Jerusalem Artichoke Soup and Chips
Here is how to prepare a wholesome and gourmet Jerusalem artichoke soup with a twist, to be served with crispy and tasty artichoke chips.
28 November, 2018
ingredients
Butter
1 tbsp, unsalted
Olive oil
1 tbsp
Onion
1 large, chopped
Celery
2 stalks, peeled and chopped
Garlic
2 cloves, finely chopped
Thyme
1 tsp, dried
Marjoram
1 pinch, dried
Jerusalem artichokes
1 kg, peeled and diced
Chicken stock
1 1/4 l
Cream
120 ml
Salt
Pepper
black, freshly ground
Jerusalem artichokes
450 g, scrubbed
Vegetable oil
1 1/2 l, for deep-frying
Thyme
sprigs, roughly torn
Preparation
For the Jerusalem artichoke soup
- Melt the butter with the olive oil in a large saucepan set over a medium heat.
- Add the onion, celery, garlic, and a pinch of salt, and sweat for 6-7 minutes until softened.
- Stir in the dried thyme and marjoram, and then the diced Jerusalem artichoke.
- Cover with the stock, bring to the boil, then cover and cook at a steady, gentle simmer for 35-40 minutes until the artichoke is very tender to the tip of a knife.
- Purée the soup with an immersion blender or in a food processor, working in batches if necessary.
- Return the soup to a gentle simmer over a medium-low heat and stir in the cream.
- Adjust the seasoning to taste before covering and setting aside.
For the Jerusalem artichoke crisps
- Thinly cut the artichokes on a mandoline set to a very thin setting.

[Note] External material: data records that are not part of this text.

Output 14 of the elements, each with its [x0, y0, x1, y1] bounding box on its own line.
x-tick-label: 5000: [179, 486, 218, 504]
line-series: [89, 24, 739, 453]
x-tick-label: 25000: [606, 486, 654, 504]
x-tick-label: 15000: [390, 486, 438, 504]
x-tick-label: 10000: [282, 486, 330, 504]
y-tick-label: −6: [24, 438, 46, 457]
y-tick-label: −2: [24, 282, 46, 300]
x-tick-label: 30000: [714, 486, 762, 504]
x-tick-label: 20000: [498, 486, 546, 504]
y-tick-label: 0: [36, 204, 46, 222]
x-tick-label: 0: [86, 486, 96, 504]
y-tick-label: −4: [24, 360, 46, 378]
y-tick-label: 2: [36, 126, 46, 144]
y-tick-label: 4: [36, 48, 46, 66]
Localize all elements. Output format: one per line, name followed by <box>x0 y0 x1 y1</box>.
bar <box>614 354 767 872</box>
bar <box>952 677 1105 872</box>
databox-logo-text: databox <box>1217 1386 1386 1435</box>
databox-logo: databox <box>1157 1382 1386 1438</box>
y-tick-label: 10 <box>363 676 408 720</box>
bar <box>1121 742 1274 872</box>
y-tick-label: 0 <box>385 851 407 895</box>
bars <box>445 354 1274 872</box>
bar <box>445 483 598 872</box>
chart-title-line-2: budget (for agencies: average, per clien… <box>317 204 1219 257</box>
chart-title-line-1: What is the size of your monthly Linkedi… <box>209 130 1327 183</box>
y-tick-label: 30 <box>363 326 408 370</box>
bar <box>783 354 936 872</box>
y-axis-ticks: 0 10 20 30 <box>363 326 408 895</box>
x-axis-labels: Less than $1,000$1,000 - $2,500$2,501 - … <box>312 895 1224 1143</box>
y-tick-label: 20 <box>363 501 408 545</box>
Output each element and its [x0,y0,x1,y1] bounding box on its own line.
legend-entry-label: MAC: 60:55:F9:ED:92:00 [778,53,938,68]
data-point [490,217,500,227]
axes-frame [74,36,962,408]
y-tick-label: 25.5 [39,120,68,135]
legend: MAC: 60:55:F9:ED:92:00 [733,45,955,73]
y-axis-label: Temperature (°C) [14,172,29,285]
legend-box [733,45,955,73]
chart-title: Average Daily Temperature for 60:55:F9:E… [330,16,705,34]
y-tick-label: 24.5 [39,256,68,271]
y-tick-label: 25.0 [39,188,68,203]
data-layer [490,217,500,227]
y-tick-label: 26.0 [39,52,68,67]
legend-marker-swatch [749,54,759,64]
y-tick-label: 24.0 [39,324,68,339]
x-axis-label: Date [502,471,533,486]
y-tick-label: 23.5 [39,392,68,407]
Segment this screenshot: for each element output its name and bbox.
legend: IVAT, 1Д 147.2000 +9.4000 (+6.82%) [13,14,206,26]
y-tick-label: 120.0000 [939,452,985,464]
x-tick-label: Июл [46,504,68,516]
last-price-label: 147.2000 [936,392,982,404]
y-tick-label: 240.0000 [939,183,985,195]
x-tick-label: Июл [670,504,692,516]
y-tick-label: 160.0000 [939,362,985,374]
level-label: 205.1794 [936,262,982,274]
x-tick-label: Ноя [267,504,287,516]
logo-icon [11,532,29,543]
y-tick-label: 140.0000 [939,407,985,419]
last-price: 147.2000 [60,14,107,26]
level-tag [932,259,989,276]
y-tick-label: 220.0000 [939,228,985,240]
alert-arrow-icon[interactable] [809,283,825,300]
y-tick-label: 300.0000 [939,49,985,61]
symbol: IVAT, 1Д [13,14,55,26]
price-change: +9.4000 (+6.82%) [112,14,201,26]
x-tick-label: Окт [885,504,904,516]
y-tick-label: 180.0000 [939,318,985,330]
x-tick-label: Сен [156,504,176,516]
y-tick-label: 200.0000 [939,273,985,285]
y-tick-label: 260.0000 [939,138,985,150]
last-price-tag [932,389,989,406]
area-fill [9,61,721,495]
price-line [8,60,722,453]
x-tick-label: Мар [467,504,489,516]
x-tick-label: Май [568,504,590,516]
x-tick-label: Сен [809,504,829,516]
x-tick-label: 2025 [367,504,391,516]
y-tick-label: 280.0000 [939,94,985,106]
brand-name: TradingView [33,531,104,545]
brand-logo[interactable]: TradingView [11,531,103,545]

- Rinse the slices in a bowl of cold water before draining.
- Rinse and drain three times in total before drying the artichoke slices with kitchen paper.
- Heat the oil in a heavy-based saucepan to 180°C | 355F, using a thermometer to accurately gauge the temperature.
- Deep-fry the artichoke slices in batches, turning occasionally, until lightly golden, about 3-4 minutes.
- Remove from the oven and drain on kitchen paper.
- Repeat for the remaining batches.
To serve
- Reheat the Jerusalem artichoke soup over a gentle heat.
- Ladle into warm bowls and top with the artichoke crisps and some thyme before serving.